Michael Goldstein (cont.) • Procedures should obey the likelihood principle. Frequentist methods don’t obey it: fundamental flaw. • Bayesian methods are hard to do right, but they are the only way to attack certain hard problems. • Bayes Linear Methodology: addresses expectations rather than whole pdf’s. • HEP problems: appear to map onto a very similar set of abstract problems.
Cousins would add: • (Coherent) Subjective priors behave like real probabilities under transformations, unlike, e.g., flat priors. • M.G. represents only one school of Bayesian stats, but I don’t think you will find a school advocating uniform prior for a Poisson mean. • M.G. portrays Bayesian methods as hard, but worth the effort.
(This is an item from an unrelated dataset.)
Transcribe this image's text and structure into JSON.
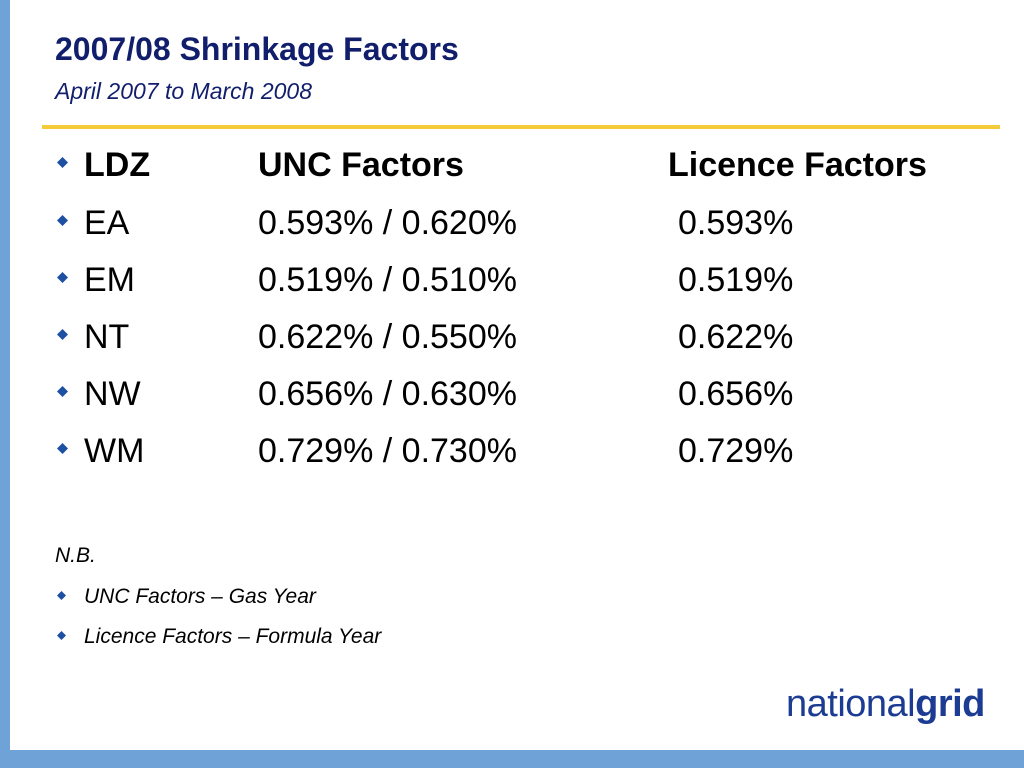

This should be stressed in HEP, where the hard part (subjective prior) is dodged, and the math is (indeed) easily cranked out (without backwards thinking) to give an “answer” that I think is without much content unless evaluated by frequentist standards. • I think M.G.’s point about sensitivity analysis has to be taken to heart in HEP, whether one uses objective or subjective priors.
Cousins’ Last Words (for now!) • The area under the likelihood function is meaningless. • Mode of a probability density is metric-dependent, as are shortest intervals. • A confidence interval is a statement about P(data | parameters), not P(parameters | data) • Don’t confuse confidence intervals (statements about parameter) with goodness of fit (statement about model itself). • P(non-SM physics | data) requires a prior; you won’t get it from frequentist statistics. • The argument for coherence of Bayesian P is based on P = subjective degree of belief.